About CMBYN. I'm aware the girlfriend might be "a problem". But as a gay man who started dated them long time ago, I can assure you there is so much truth about it... The heart wants whay it wants. And when you are infatuated out of a sudden, you easily neglect the feelings of others. We can't blame a 17 year-old for being impulsive, restless and totally unsure of what he is. It comes a time when you hurt a girl who loves you. That is depicted pretty well in the film. Even when Elio knows he'll have a midnight encounter with Oliver, his selfishness doesn't stop him to use Marzia as a de facto "experiment with sex" in preparation for the Bid Deal.
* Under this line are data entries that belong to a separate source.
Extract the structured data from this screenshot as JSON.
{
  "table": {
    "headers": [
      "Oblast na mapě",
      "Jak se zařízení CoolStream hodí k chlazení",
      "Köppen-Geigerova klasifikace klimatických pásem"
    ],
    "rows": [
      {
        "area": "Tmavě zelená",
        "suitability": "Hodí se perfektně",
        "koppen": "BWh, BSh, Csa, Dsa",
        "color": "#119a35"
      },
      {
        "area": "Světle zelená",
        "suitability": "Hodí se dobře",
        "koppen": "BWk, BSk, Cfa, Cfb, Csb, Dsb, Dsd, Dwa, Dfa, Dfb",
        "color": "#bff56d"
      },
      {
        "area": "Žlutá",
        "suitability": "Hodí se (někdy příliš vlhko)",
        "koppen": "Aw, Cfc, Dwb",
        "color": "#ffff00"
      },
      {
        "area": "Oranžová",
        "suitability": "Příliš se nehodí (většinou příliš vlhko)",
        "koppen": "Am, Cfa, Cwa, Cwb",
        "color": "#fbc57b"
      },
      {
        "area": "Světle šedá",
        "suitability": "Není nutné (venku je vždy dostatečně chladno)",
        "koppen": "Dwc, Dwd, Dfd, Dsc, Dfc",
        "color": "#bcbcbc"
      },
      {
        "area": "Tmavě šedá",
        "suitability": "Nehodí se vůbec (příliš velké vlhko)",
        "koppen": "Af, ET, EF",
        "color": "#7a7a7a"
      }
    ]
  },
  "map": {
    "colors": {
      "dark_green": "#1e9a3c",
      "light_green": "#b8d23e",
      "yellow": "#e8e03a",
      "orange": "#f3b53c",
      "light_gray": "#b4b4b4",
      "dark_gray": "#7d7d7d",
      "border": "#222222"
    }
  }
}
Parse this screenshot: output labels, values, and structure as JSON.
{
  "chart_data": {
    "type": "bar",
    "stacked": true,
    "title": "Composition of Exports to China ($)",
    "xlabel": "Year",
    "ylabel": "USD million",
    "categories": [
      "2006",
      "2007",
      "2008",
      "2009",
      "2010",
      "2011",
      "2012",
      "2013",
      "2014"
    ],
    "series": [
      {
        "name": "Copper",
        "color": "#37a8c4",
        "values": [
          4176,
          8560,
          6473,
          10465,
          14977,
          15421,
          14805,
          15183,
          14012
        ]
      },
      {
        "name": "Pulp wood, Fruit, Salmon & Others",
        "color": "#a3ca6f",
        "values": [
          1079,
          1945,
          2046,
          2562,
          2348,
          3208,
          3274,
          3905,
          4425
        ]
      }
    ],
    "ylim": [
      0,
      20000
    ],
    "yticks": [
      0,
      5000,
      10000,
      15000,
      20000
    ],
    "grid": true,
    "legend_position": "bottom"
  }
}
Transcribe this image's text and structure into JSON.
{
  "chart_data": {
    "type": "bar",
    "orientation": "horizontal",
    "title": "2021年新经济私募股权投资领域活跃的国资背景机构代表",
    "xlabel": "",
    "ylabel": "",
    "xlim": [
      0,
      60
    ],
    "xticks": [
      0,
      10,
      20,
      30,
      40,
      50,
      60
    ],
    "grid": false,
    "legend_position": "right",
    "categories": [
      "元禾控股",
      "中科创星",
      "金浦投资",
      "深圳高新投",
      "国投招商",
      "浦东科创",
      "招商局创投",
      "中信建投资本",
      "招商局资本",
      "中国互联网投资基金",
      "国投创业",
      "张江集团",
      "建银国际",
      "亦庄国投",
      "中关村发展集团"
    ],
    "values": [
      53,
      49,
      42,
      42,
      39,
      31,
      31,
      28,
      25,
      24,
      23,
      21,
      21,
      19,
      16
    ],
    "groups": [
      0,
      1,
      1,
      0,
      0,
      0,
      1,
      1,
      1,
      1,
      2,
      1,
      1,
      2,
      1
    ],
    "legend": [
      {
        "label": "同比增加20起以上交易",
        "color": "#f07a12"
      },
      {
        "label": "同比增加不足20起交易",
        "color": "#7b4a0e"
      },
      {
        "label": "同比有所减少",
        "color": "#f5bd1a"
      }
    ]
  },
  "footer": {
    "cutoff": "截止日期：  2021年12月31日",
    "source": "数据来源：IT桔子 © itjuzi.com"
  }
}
Let's not forget the boy is flawed as it is precocios with aother things, but he knows nothing "about the things that matters".
That put his girlfriend in a very uncomfortable place. But the film shows this naturally and non-judgmental. I can relate to that because it happened to me. There is truth (of the most heartbreaken kind) in that. It also happens that Marzia is wise beyond her years, too. And she finally forgives him. She's more mature in "the things that matters" than Elio. The movie depicts that really up-front.
About the parents. I disagree. Especially the father. It doesn't come out of nowhere since his father makes clearly a confession to his son he was there when he started dating his wife. I think that's REALLY bold! And the film is not hiding at all both of his parents are aware of their relationship. So much they support his son to make the trip to Bergamo with Oliver; even knowing beforhand the consequences of that. Notice, too, that before the triip, they personally invite Marzia and Oliver's fling to their house "to have a conversation". They know what is at stake and take action on that!
What Elio's mother doesn't know, is that his husband HAD a gay fling. That's the beauty of the last scene. That's why his father CAN relate.
About zeitgeist I meant that this year in Hollywood was news to me that women took a stand on harassment at work; that three of the box office champions in America had women protagonists and that there was countless articles about how women were taking charge of matters in the industry. I just read the news. So it comes naturally to me that the industry at large, not only critics, were eager to champion a woman director, who also happens to write her on screenplay (Katryn Bigelow's Detroit bombed at BO and was not that well received, and that's a shame since I like the film a lot) so that fit naturally in the narrative. I didn't mean as a political statement, either. Although I think it is. But didn't meant it as pejorative at all. They've just found a really good film directed by a woman and that fits naturally in the scheme of things. So they're going for it.
Let me tell you that if it wins everything from now on, it will very fine by me. Not bc it is a woman's film. It's just a very good one regardless of genre.
In spite of my fovourites this awards season being Get Out and CMBYN, that shouldn't concern anyone. It certainly won't critics or voters in The Academy. These are tastes, after all.
Sorry everyone for the massive spoilers of CMBYN.
Geez, the anti-CMBYN haters are obnoxious.
Just as obnoxious as the ones who love CMBYN, It's just that type of movie.
Cannot wait for the new awards season when we can finally put all of this behind us and watch our favorites without the pissing contests.
Im guessing that people look at the get out poster and think that Daniel's crying was some big deal as opposed to the rest of his acting in that scene. That hypnotism scene would've been great acting even without the crying.
Daniel was excellent as the put upon black man forced to suffer the indignities heaped upon him in silence.